The emergency loan programs for 2020 were far more extensive. Last time the Fed focused on parts of Wall Street that most Americans know little about, like the commercial paper market and primary dealers. This time these measures were reintroduced, but new programs were also introduced to keep credit available in almost all parts of the economy. It has offered to buy municipal bonds, support bank loans to small and medium-sized businesses, and buy up corporate debt.

The comprehensive package was an answer to a real problem: many markets crashed in March. And the new programs generally worked. Although the terms were not particularly generous and relatively few corporations, as well as state and local borrowers, have taken advantage of these new programs, their existence gave investors confidence that the central bank would prevent a financial collapse.

Most lawmakers agreed that the Fed and the Treasury Department did a good job of reopening credit markets and protecting the economy. But Senator Patrick J. Toomey, a Republican from Pennsylvania, began asking questions this summer about when the programs would end. He said he was concerned that the Fed could push its limits and replace private lenders.

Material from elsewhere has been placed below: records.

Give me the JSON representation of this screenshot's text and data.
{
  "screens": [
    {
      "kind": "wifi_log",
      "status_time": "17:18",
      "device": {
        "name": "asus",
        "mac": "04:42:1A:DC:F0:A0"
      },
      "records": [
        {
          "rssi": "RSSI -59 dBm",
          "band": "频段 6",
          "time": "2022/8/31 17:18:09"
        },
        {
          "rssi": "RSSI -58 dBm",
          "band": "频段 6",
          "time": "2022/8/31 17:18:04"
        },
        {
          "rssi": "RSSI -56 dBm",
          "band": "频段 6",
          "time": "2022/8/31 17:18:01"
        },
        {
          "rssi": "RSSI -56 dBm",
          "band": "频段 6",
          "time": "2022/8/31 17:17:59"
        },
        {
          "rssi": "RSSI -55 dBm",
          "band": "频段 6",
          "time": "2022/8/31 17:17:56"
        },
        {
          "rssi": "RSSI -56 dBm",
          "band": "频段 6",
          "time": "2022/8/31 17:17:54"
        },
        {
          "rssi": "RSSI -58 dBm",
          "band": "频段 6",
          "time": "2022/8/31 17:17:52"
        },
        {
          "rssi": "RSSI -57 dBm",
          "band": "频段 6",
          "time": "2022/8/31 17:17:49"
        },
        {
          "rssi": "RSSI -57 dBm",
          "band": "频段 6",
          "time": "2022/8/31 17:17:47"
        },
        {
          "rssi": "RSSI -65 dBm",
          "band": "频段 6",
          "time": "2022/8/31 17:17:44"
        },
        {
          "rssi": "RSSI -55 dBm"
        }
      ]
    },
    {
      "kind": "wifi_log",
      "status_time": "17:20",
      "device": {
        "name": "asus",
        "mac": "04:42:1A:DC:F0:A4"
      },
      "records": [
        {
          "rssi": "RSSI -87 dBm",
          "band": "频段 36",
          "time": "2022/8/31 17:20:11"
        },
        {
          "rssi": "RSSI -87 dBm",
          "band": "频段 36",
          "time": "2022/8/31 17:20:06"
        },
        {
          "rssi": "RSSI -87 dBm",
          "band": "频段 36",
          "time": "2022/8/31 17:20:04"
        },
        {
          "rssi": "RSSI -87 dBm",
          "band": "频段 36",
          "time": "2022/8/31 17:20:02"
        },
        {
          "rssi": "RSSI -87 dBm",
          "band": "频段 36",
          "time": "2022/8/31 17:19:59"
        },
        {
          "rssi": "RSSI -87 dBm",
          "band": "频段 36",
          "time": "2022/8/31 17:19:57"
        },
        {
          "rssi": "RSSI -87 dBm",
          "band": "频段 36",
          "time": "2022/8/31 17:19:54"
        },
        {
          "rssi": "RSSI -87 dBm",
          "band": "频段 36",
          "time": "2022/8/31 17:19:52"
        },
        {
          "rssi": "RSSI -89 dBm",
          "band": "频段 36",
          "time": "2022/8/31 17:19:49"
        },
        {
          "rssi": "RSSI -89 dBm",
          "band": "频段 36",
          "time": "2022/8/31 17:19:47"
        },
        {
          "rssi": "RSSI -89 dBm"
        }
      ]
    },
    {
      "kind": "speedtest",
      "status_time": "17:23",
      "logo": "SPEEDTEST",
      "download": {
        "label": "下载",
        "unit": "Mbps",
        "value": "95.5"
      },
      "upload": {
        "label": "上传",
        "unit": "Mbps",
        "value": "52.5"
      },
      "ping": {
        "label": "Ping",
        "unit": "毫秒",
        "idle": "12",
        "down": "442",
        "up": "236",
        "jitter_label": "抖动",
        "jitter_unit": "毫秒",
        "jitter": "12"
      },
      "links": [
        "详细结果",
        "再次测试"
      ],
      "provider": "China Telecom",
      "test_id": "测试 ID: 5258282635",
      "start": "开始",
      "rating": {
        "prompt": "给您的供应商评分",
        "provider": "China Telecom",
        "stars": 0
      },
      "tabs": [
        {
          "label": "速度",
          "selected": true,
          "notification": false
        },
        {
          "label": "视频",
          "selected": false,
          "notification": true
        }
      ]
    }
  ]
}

After the election, other Republicans joined Mr Toomey’s push to end the programs. Mr Mnuchin announced on Nov. 19 that he believes that Congress is earmarked for the five programs backed by the $ 454 billion Congress, which has the power to regulate lending and bond purchases on Dec. December to discontinue. and asked the Fed to return the money he had loaned to the central bank.

Economy & Economy


Apr. 18, 2020 at 12:25 am ET

The Fed made a statement that it was dissatisfied with his election but agreed to return the money.

Democrats criticized the move to limit the possibilities of the new Biden government. They began to discuss whether they could reclaim the funds and restart the programs once Mr Biden took office and his finance minister was confirmed, as Mr Mnuchin’s decision to close them and reclaim the funds was based on dubious legal grounds.

The new Republican move would cut that option off. Legislative language circulated early Friday suggested “any program or facility similar to an established program or facility” be banned with the 2020 funds. While this would allow the Fed to continue providing liquidity to Wall Street during a crisis, it could continue to seriously limit the central bank’s freedom to lend to corporations, states and local governments.

In a statement, Massachusetts Democrat Senator Elizabeth Warren called it an attempt to “sabotage President Biden and our nation’s economy.”

Mr Toomey defended his proposal to protect the Fed from politicization. For example, he said Democrats could try to make the Fed’s programs much more generous to states and local governments.

The Treasury Secretary would need the approval of the Fed to improve conditions and help beneficiary borrowers. The central bank could not readily agree, however, as it has generally approached its powers cautiously to avoid political scrutiny and maintain its status as a bipartisan institution.

Fed officials have avoided incriminating the ongoing showdown in Congress.

“I will have nothing more to say about this than what we have already said – that Secretary Mnuchin, as Treasury Secretary, wants the programs to end by December 31,” and that the Fed will return the money as requested, Richard H. Clarida, who vice chairman of the Fed said Friday on CNBC.

More generally, he added that “we believe the 13-3 facilities” were “very valuable”.

Emily Cochrane contributed to coverage from Washington.